I was told today that three significant award-season films that are probably going to play the 2013 Telluride Film Festival — Alexander Payne‘s Nebraska, J.C. Chandor‘s All Is Lost and Joel and Ethan Coen‘s Inside Llewyn Davis — will not make the trek to the Toronto Film Festival, which starts just a few days after Telluride ends. Telluride films almost always go to Toronto so this is…well, it’s interesting.

I hope this information is wrong, or that the distributors of these films will think things over and change their minds. I saw all three at Cannes and suspect they’d all get a rousing reception at Toronto.

Seven years ago I ran a piece called “The Old Toronto Sidestep.” It was about a decision by Sony Pictures to not screen Ryan Murphy‘s Running With Scissors at the 2006 Toronto Film Festival. A week earlier I had written that Fox Searchlight had made the same decision about Nicholas Hytner‘s The History Boys.

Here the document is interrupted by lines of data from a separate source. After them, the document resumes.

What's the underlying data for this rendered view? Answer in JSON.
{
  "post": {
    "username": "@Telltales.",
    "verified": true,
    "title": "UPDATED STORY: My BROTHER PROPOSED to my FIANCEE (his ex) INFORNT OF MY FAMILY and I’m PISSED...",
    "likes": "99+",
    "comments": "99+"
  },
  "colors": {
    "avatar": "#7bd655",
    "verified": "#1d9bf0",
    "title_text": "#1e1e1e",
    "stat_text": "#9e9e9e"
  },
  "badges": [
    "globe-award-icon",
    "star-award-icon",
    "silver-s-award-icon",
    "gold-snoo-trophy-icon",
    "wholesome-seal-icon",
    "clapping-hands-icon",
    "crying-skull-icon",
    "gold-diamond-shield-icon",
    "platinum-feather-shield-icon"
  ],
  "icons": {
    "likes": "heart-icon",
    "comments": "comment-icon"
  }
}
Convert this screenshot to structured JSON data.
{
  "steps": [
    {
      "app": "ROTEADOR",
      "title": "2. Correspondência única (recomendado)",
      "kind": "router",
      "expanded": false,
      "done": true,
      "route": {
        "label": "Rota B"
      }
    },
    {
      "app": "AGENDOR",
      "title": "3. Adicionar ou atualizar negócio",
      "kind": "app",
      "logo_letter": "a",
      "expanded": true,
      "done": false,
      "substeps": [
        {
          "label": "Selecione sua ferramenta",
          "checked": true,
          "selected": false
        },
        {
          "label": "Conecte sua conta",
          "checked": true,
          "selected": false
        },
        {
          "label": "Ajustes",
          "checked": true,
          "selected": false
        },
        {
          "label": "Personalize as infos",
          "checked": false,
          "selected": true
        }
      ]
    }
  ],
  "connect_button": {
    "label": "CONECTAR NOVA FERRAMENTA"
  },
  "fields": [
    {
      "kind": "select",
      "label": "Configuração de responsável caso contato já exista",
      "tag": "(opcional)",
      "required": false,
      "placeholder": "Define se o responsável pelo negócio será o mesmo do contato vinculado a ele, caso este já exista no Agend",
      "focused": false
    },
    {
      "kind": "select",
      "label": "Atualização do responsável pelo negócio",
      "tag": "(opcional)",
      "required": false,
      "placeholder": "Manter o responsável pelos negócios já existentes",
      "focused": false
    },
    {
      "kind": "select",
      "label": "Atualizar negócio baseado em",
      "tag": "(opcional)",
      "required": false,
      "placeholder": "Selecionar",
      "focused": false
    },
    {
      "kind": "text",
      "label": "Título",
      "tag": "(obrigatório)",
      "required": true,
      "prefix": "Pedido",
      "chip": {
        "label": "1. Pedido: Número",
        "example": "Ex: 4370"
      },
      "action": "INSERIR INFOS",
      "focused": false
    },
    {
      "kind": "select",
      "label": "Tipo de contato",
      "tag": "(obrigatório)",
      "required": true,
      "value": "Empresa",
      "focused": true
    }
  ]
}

I wrote that “there are three reasons that fall releases with high-pedigree trappings don’t make the trip to Telluride, Toronto, Venice or New York: (a) The film doesn’t quite have the chops that everyone has been expecting; (b) it has the chops and then some, and the handlers are figuring they don’t need early-fall festival buzz to start things off; or (c) it has the chops but for some reason they don’t want reactions percolating for eight or ten or twelve weeks before it opens.”

Presuming that today’s information (which came from two sources) is accurate, I can’t figure why the mostly well-liked Nebraska or the flat-out brilliant Inside Llewyn Davis or All Is Lost wouldn’t like the idea of Toronto this year, but this is what I’m hearing. I was presuming that these films would be announced as late entries. Perhaps not. Obviously we’ll see soon enough.

If my information is correct, it indicates that there’s a feeling among hot-shot film publicists that (a) Toronto can be a good place to promote a fall film, but (b) it’s also a place that can chew your film up and spit it out if things don’t go exactly right.